For Moore, it's another example of how transit policy in Massachusetts favors people in the Boston region over riders in other parts of the state.

He also cites the state's anemic investment in regional transit authorities like the WRTA, in spite of the fact that those agencies are seeing a surge in new ridership.

And he cites the Allston Multimodal Project, a multi-billion dollar project that would build a new Worcester Line station for Boston, but is also expected to impact Worcester Line schedules and tie up car traffic on the Massachusetts Turnpike for several years' worth of construction.

"The people in the rest of the state are losing out to people in the Boston region," says Sen. Moore.

Infrastructure improvements could lead to faster rides for everyone

Worcester's Union Station is currently a busy construction site, as MBTA workers build a new passenger boarding platform between two tracks on the other side of the existing platform (see photo at the top of this article).

Worcester Union Station currently can serve only one train at a time, on the single track immediately adjacent to the station. But when the new platform opens later this year, two trains will be able to park side-by-side in Worcester, allowing for more frequent service and operational flexibility (the upgrades will also make Worcester fully ADA-accessible).

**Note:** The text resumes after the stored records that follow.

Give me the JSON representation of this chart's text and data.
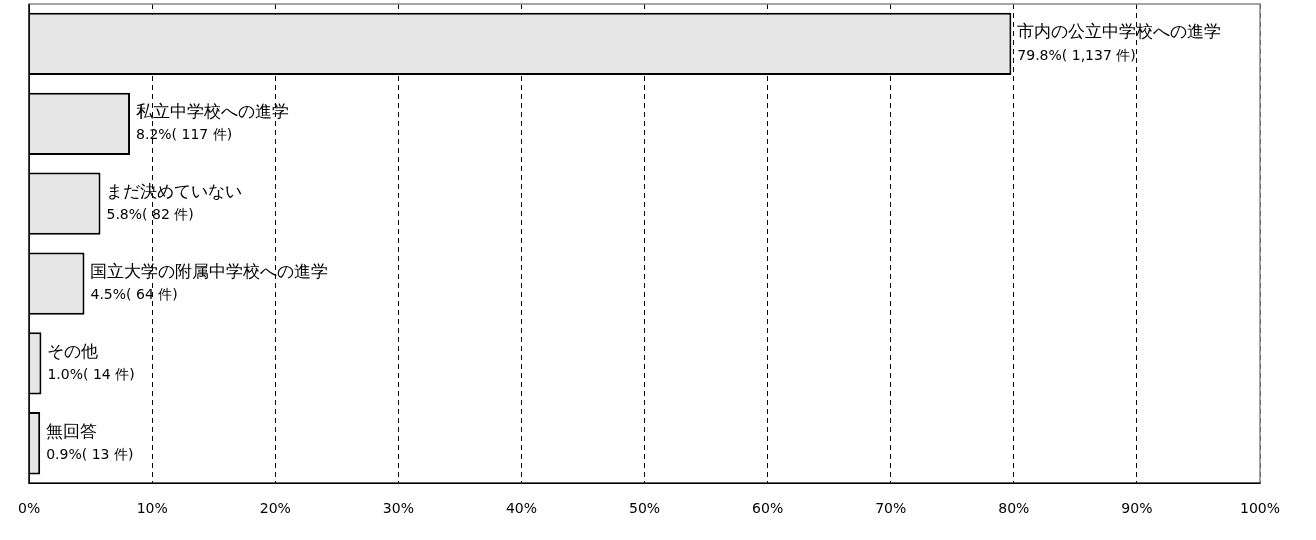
{
  "chart_data": {
    "type": "bar",
    "orientation": "horizontal",
    "categories": [
      "市内の公立中学校への進学",
      "私立中学校への進学",
      "まだ決めていない",
      "国立大学の附属中学校への進学",
      "その他",
      "無回答"
    ],
    "values": [
      79.8,
      8.2,
      5.8,
      4.5,
      1.0,
      0.9
    ],
    "value_labels": [
      "79.8%( 1,137 件)",
      "8.2%( 117 件)",
      "5.8%( 82 件)",
      "4.5%( 64 件)",
      "1.0%( 14 件)",
      "0.9%( 13 件)"
    ],
    "color": "#e6e6e6",
    "xlim": [
      0,
      100
    ],
    "xticks": [
      {
        "value": 0,
        "label": "0%"
      },
      {
        "value": 10,
        "label": "10%"
      },
      {
        "value": 20,
        "label": "20%"
      },
      {
        "value": 30,
        "label": "30%"
      },
      {
        "value": 40,
        "label": "40%"
      },
      {
        "value": 50,
        "label": "50%"
      },
      {
        "value": 60,
        "label": "60%"
      },
      {
        "value": 70,
        "label": "70%"
      },
      {
        "value": 80,
        "label": "80%"
      },
      {
        "value": 90,
        "label": "90%"
      },
      {
        "value": 100,
        "label": "100%"
      }
    ],
    "grid": "x",
    "tick_labels": "x",
    "legend": false
  }
}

According to a 2019 report from TransitMatters, electrifying the Worcester line, along with other station improvements, could enable trips between Boston and Worcester in less than an hour – even with stops at every suburban station along the way.

Adding more trains to the Worcester Line's schedule could also benefit commuters along the entire length of the Worcester Line, by giving them less time to wait between trains.

"The central Mass. delegation has been meeting with the T and the Governor’s office, and we’re being told the long-term goal is to run trains every 30 minutes," Sen. Moore told StreetsblogMASS. "If we could have that frequency, it would alleviate this whole issue."